La Unión Europea, el concepto y sus instituciones, no sería exactamente sinónimo de éxito, más bien todo lo contrario. Y la alegría, la despreocupación de aquella generación de jóvenes del cambio de siglo se ha convertido en desencanto y falta de expectativas y de futuro, y, al mismo tiempo, en un firme compromiso, cuando no directamente activismo, político, ecológico y social.
Manteniendo intacta la entrañable ternura de la trilogía original, la serie se pone en manos de un reparto de estupendas y refrescantes caras nuevas
No es gratuito que, en su nuevo dibujo de la juventud europea, el cineasta francés Cédric Klapisch haya cambiado la Barcelona del 2000 por la Atenas de 2023: cuna de la democracia, la capital de un país especialmente maltratado por la crisis de 2008, y que simboliza mejor que ningún otro lugar las grietas de la vergonzante política migratoria de la UE.
Ese es el contexto en el que transcurre la acción de Greek Salad, y en su trama conviven los problemas íntimos de Tom y Mia, y su choque respecto al destino que quieren darle a su herencia, con los propios de la realidad sociopolítica. Aunque la base argumental pivote sobre el asunto de las fronteras, la migración y el trato a los refugiados, también hay espacio para reflexionar sobre las dinámicas familiares, las identidades trans o las agresiones sexuales en tiempos del MeToo. Y ojo, que no todo es gravedad y trascendencia, y por supuesto hay lugar para bailar, probar el mdma o follar.
Manteniendo intacta la entrañable ternura que abrazaba la trilogía original, actualizando los conflictos gracias a un equipo de guionistas de entre 20 y 30 años (esa fue una de las condiciones de Klapisch para aceptar el proyecto, que coordina a cuatro manos junto a su pareja, la directora y escritora Lola Doillon), la serie se pone en manos de un reparto de estupendas y refrescantes caras nuevas, con Aliocha Schneider y Megan Northam a la cabeza.

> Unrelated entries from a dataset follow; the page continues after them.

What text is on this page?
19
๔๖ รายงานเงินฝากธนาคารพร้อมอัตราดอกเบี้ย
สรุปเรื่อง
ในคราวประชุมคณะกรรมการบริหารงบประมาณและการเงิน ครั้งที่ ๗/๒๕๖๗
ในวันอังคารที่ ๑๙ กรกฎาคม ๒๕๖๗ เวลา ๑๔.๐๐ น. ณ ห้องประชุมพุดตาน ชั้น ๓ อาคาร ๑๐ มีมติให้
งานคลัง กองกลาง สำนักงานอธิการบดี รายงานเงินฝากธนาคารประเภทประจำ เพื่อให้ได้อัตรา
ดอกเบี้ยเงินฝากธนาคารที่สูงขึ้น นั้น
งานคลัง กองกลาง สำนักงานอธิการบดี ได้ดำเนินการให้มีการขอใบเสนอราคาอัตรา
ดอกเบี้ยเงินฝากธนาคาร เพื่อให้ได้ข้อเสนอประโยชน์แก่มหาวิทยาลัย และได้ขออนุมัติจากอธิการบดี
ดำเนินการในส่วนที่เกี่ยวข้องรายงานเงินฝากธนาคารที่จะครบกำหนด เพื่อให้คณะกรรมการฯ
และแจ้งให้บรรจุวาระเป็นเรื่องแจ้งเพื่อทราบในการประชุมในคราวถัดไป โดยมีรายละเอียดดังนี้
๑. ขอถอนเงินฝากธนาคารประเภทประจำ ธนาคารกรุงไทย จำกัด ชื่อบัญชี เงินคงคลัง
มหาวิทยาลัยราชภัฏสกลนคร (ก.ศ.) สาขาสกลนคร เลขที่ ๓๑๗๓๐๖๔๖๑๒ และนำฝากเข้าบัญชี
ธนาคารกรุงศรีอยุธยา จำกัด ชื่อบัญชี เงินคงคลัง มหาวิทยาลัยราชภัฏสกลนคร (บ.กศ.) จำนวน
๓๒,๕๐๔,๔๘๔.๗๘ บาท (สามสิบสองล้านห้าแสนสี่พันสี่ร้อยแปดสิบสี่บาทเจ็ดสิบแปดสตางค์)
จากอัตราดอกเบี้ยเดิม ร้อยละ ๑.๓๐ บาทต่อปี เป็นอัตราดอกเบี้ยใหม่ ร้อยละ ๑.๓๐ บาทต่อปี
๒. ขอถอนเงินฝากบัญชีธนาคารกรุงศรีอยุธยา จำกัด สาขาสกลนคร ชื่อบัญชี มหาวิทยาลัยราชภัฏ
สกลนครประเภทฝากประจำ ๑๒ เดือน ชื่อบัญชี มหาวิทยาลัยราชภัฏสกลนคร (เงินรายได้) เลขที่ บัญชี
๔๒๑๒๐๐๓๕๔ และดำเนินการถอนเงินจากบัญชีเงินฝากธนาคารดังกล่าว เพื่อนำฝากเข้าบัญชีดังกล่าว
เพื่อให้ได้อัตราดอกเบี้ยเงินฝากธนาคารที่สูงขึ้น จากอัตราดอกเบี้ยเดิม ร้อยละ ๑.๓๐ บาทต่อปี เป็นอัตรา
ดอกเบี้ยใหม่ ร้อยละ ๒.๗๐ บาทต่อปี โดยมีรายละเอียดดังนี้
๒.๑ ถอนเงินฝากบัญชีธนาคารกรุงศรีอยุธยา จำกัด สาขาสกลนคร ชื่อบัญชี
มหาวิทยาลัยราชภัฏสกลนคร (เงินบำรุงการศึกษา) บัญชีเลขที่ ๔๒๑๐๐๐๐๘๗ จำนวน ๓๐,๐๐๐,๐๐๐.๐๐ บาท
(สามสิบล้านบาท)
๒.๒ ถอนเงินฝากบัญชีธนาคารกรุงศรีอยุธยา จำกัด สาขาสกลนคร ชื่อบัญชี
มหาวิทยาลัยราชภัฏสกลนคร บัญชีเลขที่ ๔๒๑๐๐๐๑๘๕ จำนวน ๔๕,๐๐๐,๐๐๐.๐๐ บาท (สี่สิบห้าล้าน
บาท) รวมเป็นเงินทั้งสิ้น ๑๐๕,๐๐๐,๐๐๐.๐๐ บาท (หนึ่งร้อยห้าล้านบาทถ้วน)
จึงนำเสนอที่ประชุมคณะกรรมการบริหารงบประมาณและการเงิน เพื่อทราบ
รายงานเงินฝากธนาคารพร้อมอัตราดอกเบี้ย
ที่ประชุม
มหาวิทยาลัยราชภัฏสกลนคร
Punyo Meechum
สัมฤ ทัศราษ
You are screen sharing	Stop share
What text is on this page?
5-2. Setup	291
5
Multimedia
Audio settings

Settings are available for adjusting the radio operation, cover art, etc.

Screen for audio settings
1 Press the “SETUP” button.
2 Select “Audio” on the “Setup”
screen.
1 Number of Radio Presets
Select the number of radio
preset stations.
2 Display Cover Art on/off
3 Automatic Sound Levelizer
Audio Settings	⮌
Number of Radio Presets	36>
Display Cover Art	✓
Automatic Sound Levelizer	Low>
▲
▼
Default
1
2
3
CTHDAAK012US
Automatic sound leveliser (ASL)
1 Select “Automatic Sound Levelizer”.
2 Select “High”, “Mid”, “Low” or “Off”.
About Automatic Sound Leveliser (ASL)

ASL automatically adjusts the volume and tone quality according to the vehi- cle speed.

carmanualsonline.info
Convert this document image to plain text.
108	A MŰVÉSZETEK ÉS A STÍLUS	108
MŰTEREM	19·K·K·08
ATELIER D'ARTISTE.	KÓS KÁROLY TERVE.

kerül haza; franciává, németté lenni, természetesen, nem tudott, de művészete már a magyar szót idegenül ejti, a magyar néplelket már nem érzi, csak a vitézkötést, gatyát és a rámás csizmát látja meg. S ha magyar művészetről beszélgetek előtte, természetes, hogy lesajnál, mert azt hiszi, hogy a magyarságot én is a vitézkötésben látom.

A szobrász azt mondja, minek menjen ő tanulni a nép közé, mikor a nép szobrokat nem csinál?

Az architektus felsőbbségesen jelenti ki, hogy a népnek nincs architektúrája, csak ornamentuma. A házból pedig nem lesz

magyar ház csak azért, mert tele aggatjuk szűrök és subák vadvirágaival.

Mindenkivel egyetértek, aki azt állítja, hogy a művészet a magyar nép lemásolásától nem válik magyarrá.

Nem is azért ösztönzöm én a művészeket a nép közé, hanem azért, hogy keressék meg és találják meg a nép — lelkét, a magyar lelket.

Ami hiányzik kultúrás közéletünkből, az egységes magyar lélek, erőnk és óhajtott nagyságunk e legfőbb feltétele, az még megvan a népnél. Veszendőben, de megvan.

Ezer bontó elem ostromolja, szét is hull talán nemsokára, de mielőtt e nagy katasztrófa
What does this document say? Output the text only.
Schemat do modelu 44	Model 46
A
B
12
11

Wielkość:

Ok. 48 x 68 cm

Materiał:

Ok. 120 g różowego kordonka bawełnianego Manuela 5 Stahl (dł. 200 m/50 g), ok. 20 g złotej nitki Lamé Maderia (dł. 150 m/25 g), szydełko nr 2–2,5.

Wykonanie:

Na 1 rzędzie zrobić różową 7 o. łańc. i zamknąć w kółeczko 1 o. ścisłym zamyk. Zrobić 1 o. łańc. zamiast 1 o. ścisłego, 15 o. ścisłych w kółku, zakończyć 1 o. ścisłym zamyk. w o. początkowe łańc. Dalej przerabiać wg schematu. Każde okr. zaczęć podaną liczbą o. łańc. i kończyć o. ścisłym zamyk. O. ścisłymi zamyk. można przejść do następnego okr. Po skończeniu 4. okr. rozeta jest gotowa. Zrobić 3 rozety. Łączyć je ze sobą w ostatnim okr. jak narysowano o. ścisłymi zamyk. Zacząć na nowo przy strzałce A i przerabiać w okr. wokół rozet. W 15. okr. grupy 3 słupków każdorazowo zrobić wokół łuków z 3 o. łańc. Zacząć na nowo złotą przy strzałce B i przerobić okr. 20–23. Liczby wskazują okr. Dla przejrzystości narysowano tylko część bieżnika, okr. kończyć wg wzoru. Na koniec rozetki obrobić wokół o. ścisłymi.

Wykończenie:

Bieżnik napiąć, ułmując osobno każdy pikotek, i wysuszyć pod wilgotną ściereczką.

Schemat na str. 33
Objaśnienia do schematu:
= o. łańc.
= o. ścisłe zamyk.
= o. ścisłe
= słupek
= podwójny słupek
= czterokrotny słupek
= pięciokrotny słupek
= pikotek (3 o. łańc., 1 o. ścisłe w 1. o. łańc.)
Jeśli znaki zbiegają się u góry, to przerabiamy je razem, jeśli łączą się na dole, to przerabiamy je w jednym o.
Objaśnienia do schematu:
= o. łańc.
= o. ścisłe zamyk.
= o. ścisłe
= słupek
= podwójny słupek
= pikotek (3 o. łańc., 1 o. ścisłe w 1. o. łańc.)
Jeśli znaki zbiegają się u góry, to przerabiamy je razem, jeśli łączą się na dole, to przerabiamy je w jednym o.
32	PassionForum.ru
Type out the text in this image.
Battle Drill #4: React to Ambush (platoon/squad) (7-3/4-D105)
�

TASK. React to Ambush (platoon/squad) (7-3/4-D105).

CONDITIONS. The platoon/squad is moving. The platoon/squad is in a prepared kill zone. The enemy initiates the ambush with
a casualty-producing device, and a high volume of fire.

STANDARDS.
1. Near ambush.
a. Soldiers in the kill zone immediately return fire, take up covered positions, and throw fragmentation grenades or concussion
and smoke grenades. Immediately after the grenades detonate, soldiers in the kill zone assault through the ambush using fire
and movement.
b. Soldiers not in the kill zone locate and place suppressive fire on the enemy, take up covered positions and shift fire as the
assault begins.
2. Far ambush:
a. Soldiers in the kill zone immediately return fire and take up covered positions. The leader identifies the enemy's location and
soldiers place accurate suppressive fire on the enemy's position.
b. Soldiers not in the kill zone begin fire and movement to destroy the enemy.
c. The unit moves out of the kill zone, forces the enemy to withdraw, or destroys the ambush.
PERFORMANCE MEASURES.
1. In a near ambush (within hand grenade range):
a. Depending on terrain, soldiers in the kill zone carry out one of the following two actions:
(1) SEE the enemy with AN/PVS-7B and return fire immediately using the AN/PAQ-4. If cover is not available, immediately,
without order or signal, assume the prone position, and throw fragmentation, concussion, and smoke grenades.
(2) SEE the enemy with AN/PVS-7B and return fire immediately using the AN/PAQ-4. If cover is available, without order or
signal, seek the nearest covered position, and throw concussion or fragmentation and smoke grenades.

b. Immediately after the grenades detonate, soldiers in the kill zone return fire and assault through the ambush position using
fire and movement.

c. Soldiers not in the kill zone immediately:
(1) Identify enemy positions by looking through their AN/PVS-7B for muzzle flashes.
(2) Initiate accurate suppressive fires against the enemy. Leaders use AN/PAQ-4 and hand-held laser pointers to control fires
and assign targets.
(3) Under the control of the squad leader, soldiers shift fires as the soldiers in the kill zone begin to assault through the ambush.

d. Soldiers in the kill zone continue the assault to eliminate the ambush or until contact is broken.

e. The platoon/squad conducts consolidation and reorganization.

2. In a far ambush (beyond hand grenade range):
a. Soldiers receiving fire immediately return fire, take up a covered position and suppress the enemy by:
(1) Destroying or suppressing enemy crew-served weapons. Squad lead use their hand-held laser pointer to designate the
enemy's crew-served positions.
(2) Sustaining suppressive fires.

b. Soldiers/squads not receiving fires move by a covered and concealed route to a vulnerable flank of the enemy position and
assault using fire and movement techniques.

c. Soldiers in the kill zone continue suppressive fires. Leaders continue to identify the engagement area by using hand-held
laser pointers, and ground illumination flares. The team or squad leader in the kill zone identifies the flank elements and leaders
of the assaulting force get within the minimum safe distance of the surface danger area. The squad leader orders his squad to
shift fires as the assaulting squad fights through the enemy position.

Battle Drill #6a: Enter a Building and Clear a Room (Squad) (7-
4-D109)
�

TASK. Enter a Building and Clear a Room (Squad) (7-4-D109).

Más dramática que cómica (aunque es capaz de jugar con las frases sentenciadoras que los fantasmas de Aristóteles o Epicuro le marcan el camino a Tom, o de abandonarse por momentos a las dinámicas de secundarios tan graciosos como la pareja Pippo-Zoran), Greek Salad se conoce orgullosa heredera de Una casa de locos y sus secuelas, y no deja de guiñar el ojo a quienes las disfrutaron, con referencias directas pero también permitiendo la aparición puntual y orgánica de viejos conocidos como Romain Duris (maravilloso cada vez que cuenta sus batallitas barcelonesas ante las muecas de pesadez de sus retoños), Cécile de France, Kevin Bishop o Kelly Reilly (la madre de las criaturas, que los seriéfilos reconocerán como la díscola hija de Kevin Costner en Yellowstone), sobre todo en una reunión familiar navideña absolutamente caótica.
Así las cosas, Greek Salad es un retrato lúcido y emocionante de la Europa de hoy, y supondrá (y más si su descubrimiento, en el inmenso catálogo de Prime Video, es totalmente casual) una inmensa alegría para quienes convirtieron a Xavier y Wendy en la versión europeísta de los Jesse y Céline de Antes de amanecer/atardecer/anochecer. Y para quienes defienden la mezcla, la pluralidad, la diversidad y la cooperación, como receta para construir un mundo mejor.